We may be able to get an intuitive sense of what this looks like by comparing the top row of “criminal” examples with the bottom row of “non-criminal” examples, shown in the paper’s Figure 1:
Figure 3. Wu and Zhang’s “criminal” images (top) and “non-criminal” images (bottom). In the top images, the people are frowning. In the bottom, they are not. These types of superficial differences can be picked up by a deep learning system.
Figure 4. Stereotypically “nice” (left) and “mean” (right) faces, according to both children and adults.
Another interesting case was the misconception of women being bad at math’s, during the nineteen century and before. Philippa Fawcett managed to get the top score at an advanced math exam, “Cambridge Mathematical Tripos exam”, in 1890 in England. This was perceived, assumed as an error, an exception to the rule.
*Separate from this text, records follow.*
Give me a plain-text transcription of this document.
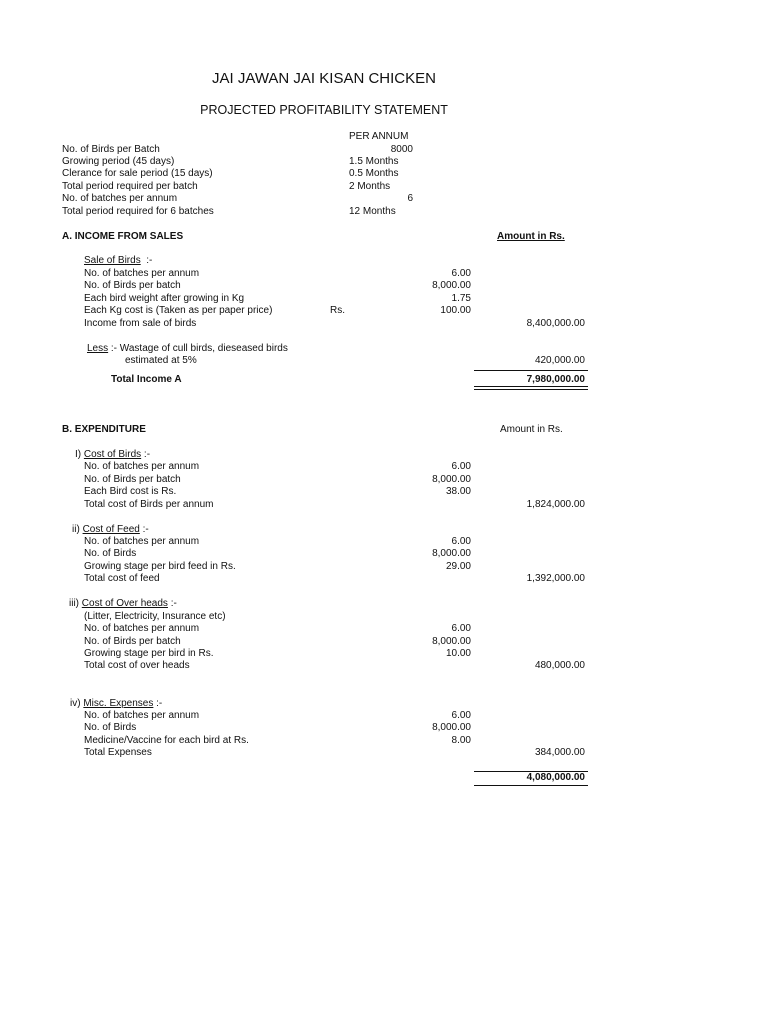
JAI JAWAN JAI KISAN CHICKEN
PROJECTED PROFITABILITY STATEMENT
PER ANNUM
No. of Birds per Batch	8000
Growing period (45 days)	1.5 Months
Clerance for sale period (15 days)	0.5 Months
Total period required per batch	2 Months
No. of batches per annum	6
Total period required for 6 batches	12 Months
A. INCOME FROM SALES	Amount in Rs.
Sale of Birds  :-
No. of batches per annum	6.00
No. of Birds per batch	8,000.00
Each bird weight after growing in Kg	1.75
Each Kg cost is (Taken as per paper price)	Rs.	100.00
Income from sale of birds	8,400,000.00
Less :- Wastage of cull birds, dieseased birds
estimated at 5%	420,000.00
Total Income A	7,980,000.00
B. EXPENDITURE	Amount in Rs.
I) Cost of Birds :-
No. of batches per annum	6.00
No. of Birds per batch	8,000.00
Each Bird cost is Rs.	38.00
Total cost of Birds per annum	1,824,000.00
ii) Cost of Feed :-
No. of batches per annum	6.00
No. of Birds	8,000.00
Growing stage per bird feed in Rs.	29.00
Total cost of feed	1,392,000.00
iii) Cost of Over heads :-
(Litter, Electricity, Insurance etc)
No. of batches per annum	6.00
No. of Birds per batch	8,000.00
Growing stage per bird in Rs.	10.00
Total cost of over heads	480,000.00
iv) Misc. Expenses :-
No. of batches per annum	6.00
No. of Birds	8,000.00
Medicine/Vaccine for each bird at Rs.	8.00
Total Expenses	384,000.00
4,080,000.00
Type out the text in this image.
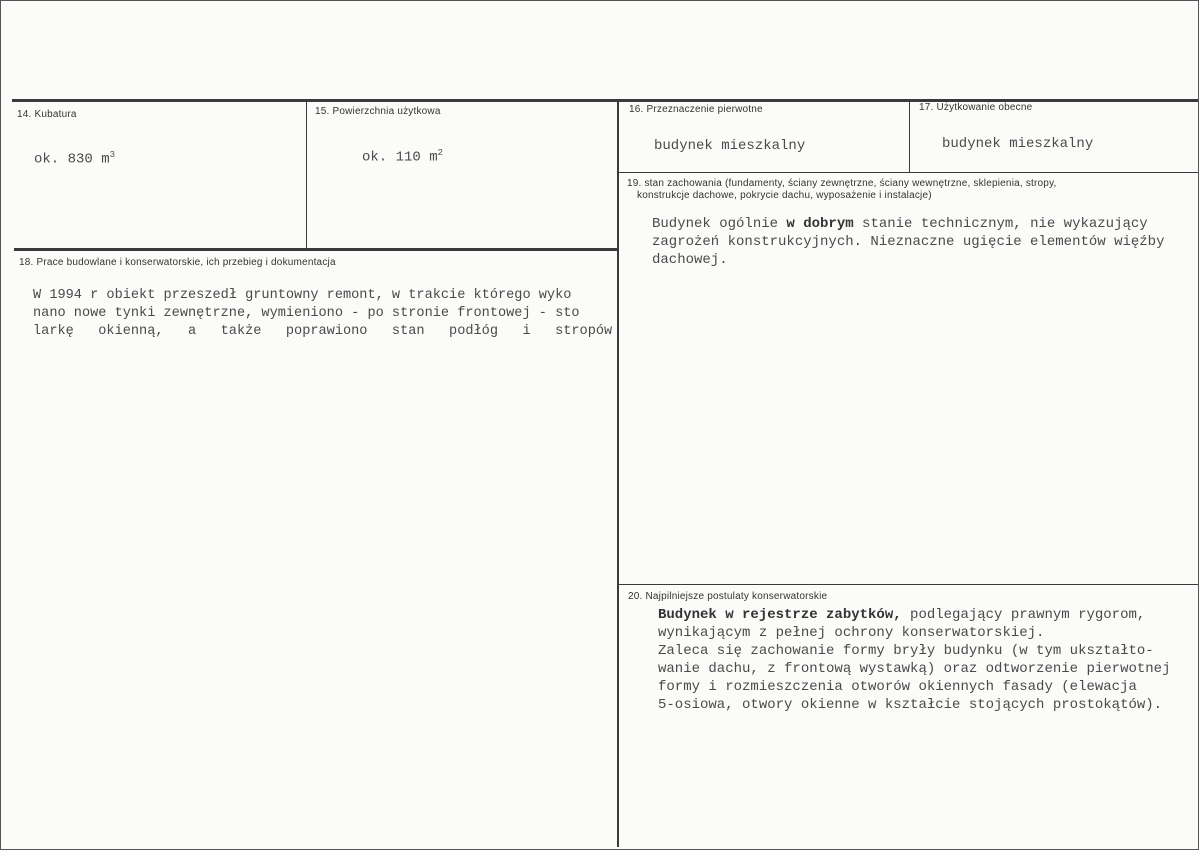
14. Kubatura
ok. 830 $m^3$
15. Powierzchnia użytkowa
ok. 110 $m^2$
16. Przeznaczenie pierwotne
budynek mieszkalny
17. Użytkowanie obecne
budynek mieszkalny
18. Prace budowlane i konserwatorskie, ich przebieg i dokumentacja
W 1994 r obiekt przeszedł gruntowny remont, w trakcie którego wyko
nano nowe tynki zewnętrzne, wymieniono - po stronie frontowej - sto
larkę   okienną,   a   także   poprawiono   stan   podłóg   i   stropów
19. stan zachowania (fundamenty, ściany zewnętrzne, ściany wewnętrzne, sklepienia, stropy,
konstrukcje dachowe, pokrycie dachu, wyposażenie i instalacje)
Budynek ogólnie w dobrym stanie technicznym, nie wykazujący
zagrożeń konstrukcyjnych. Nieznaczne ugięcie elementów więźby
dachowej.
20. Najpilniejsze postulaty konserwatorskie
Budynek w rejestrze zabytków, podlegający prawnym rygorom,
wynikającym z pełnej ochrony konserwatorskiej.
Zaleca się zachowanie formy bryły budynku (w tym ukształto-
wanie dachu, z frontową wystawką) oraz odtworzenie pierwotnej
formy i rozmieszczenia otworów okiennych fasady (elewacja
5-osiowa, otwory okienne w kształcie stojących prostokątów).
People’s beliefs in Victorian England could not believe and accept that the elite of the British gentleman where beaten by a very intelligent woman. If we think about this case in terms of numbers, we can get their point. As there were practically no women attending universities and academic contexts, there was no data that could reveal the skills or lack of skills of women in math’s, as a group. There could be statistics without numbers. So when this result was obtained, it was seen as an anomaly.
This could happen if we trained a computer without the amount of information we need it to have, in order to get results that come close to the average, what we sometimes call the truth. If these men had allowed more women to learn math’s and to take exams, they would have thought in a very different way as they did. If we think of them as the computer making decisions, and having to choose one person for a job that required high mathematical skills among the people doing the exam, the computer would have chosen any other than the most suited one for the job.